In the present study, the results of cDNA microarray, which scanned thousands of genes simultaneously, revealed a complex genotype between muscle and fat tissues of native Korean cattle. Profiles of differentially expressed genes were listed based on the results of each hybridizations. Even though some genes had already been found and their functions studied, the overall molecular mechanism of longissimus dorsi muscle has not yet been exposed. To elucidate the basic mechanisms of intramuscular fat and intercellular communication, many candidate genes were found in the current study using microarray analysis. It is clear that further experiments are needed to explain the relationship among differentially expressed genes from the longissimus dorsi muscle of native Korean cattle with known genes, ESTs, and novel genes.

In conclusion, the comparison of differential gene expression in the fat and muscle tissues from native Korean cattle showed that a substantial number of genes were displayed.

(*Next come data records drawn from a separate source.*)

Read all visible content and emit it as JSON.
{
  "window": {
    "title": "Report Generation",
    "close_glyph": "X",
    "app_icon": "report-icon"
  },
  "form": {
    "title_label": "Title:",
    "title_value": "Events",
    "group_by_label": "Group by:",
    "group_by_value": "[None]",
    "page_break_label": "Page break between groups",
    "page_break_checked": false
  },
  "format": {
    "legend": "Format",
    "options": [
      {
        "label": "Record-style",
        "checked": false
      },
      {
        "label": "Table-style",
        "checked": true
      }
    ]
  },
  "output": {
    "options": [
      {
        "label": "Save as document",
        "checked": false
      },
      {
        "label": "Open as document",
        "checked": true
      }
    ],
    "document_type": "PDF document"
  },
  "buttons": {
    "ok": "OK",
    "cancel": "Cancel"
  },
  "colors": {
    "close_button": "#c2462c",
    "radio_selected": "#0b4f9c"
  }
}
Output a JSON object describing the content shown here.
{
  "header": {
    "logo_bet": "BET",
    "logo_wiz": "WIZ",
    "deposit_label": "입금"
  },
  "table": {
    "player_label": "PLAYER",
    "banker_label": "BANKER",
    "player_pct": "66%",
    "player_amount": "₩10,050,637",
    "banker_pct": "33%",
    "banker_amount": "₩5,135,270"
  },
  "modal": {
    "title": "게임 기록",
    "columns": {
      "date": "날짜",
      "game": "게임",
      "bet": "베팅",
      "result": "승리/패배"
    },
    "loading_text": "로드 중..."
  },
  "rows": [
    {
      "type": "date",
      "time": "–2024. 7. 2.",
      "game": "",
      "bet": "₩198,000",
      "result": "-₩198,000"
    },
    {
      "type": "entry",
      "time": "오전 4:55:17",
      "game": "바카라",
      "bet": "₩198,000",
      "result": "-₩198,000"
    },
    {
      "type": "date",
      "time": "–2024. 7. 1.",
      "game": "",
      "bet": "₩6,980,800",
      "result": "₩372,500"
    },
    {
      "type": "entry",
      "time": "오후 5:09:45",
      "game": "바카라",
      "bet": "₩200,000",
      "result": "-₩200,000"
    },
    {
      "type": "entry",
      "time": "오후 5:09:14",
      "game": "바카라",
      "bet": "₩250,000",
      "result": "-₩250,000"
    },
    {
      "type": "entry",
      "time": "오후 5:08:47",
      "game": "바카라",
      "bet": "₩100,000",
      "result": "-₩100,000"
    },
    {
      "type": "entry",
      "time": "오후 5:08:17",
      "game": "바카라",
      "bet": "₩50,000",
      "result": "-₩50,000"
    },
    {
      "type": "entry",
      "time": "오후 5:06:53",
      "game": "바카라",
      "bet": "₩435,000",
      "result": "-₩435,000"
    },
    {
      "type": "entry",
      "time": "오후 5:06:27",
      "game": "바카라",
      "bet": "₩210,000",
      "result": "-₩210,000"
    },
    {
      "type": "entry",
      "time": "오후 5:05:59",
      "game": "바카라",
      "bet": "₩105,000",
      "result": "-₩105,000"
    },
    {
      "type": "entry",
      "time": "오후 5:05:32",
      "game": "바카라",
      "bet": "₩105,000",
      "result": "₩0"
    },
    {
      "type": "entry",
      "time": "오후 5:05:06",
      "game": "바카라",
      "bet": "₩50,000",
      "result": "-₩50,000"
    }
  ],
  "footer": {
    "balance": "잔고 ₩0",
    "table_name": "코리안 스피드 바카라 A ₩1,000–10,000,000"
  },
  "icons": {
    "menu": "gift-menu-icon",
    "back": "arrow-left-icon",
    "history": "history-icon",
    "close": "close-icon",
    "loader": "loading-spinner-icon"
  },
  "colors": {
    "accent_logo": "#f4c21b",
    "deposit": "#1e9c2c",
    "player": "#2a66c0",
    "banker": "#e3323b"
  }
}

Certain genes were expressed to a high level in the designated tissue, as was expected. For instance, myosin light chain-2, nebulin, and creatine kinase were shown to be highly specific to longissimus dorsi muscle. We also observed, however, that a few genes, such as prostaglandin D synthase and 12-lipoxygenase gene, expressed in both tissues unexpectedly; this type of gene could be a good candidate gene to study the mechanisms and signaling pathways for the synthesis of intramuscular fat.